一、安装sklearn
如果安装了Anoconda,可以直接从Anoconda Navigator——Environment里面搜索添加。
pip install -U scikit-learn
二、scikit-learn.metrics导入与调用
有两种方式导入。
方式一:
from sklearn.metrics import 评价指标函数名称
例如:
from sklearn.metrics import mean_squared_error
from sklearn.metrics import r2_score
直接使用函数名调用:
mse = mean_squared_error(y_test, y_pre)
R2 = r2_score(y_test,y_pre)
方式二:
from sklearn import metrics
调用方式为:metrics.评价指标函数名称(parameter)
例如:
计算均方误差mean squared error
计算回归的决定系数R2
mse = metrics.mean_squared_error(y_test, y_pre)
R2 = metrics.r2_score(y_test,y_pre)
【分类指标】
1.accuracy_score(y_true,y_pre) : 精度
2.auc(x, y, reorder=False) : ROC曲线下的面积;较大的AUC代表了较好的performance。

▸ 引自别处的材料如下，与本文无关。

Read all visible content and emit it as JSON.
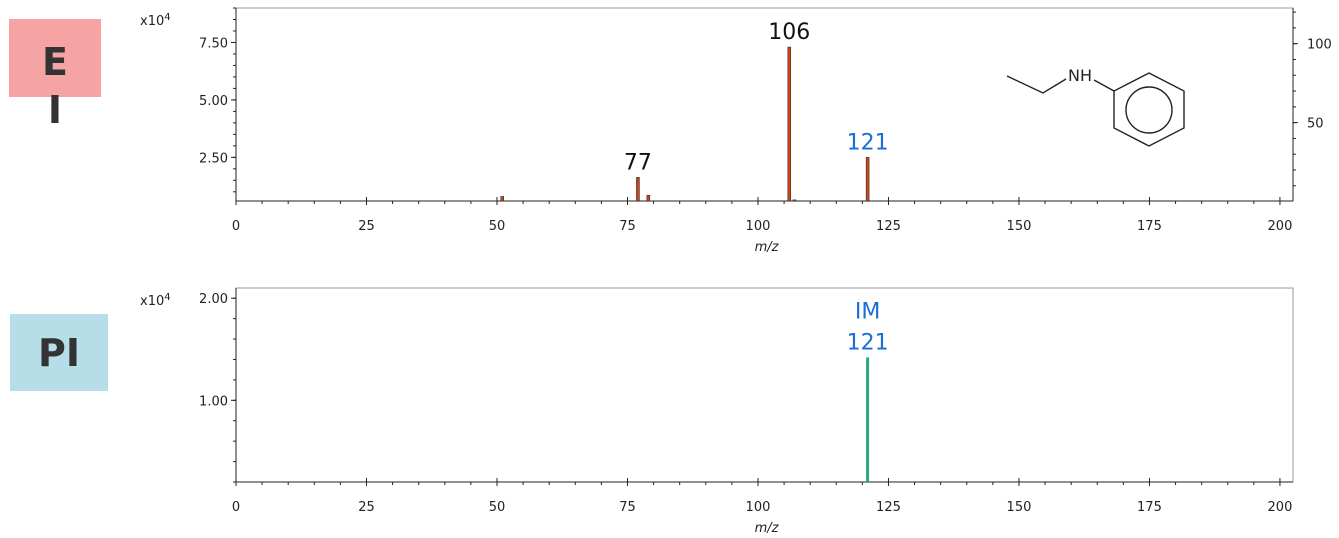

3.average_precision_score(y_true, y_score, average='macro', sample_weight=None):根据预测得分计算平均精度(AP)
4.brier_score_loss(y_true, y_prob, sample_weight=None, pos_label=None):The smaller the Brier score, the better.
5.confusion_matrix(y_true, y_pred, labels=None, sample_weight=None):通过计算混淆矩阵来评估分类的准确性 返回混淆矩阵
6.f1_score(y_true, y_pred, labels=None, pos_label=1, average='binary', sample_weight=None): F1值
F1 = 2 * (precision * recall) / (precision + recall) precision(查准率)=TP/(TP+FP) recall(查全率)=TP/(TP+FN)
7.log_loss(y_true, y_pred, eps=1e-15, normalize=True, sample_weight=None, labels=None):对数损耗,又称逻辑损耗或交叉熵损耗
8.precision_score(y_true, y_pred, labels=None, pos_label=1, average='binary',) :查准率或者精度; precision(查准率)=TP/(TP+FP)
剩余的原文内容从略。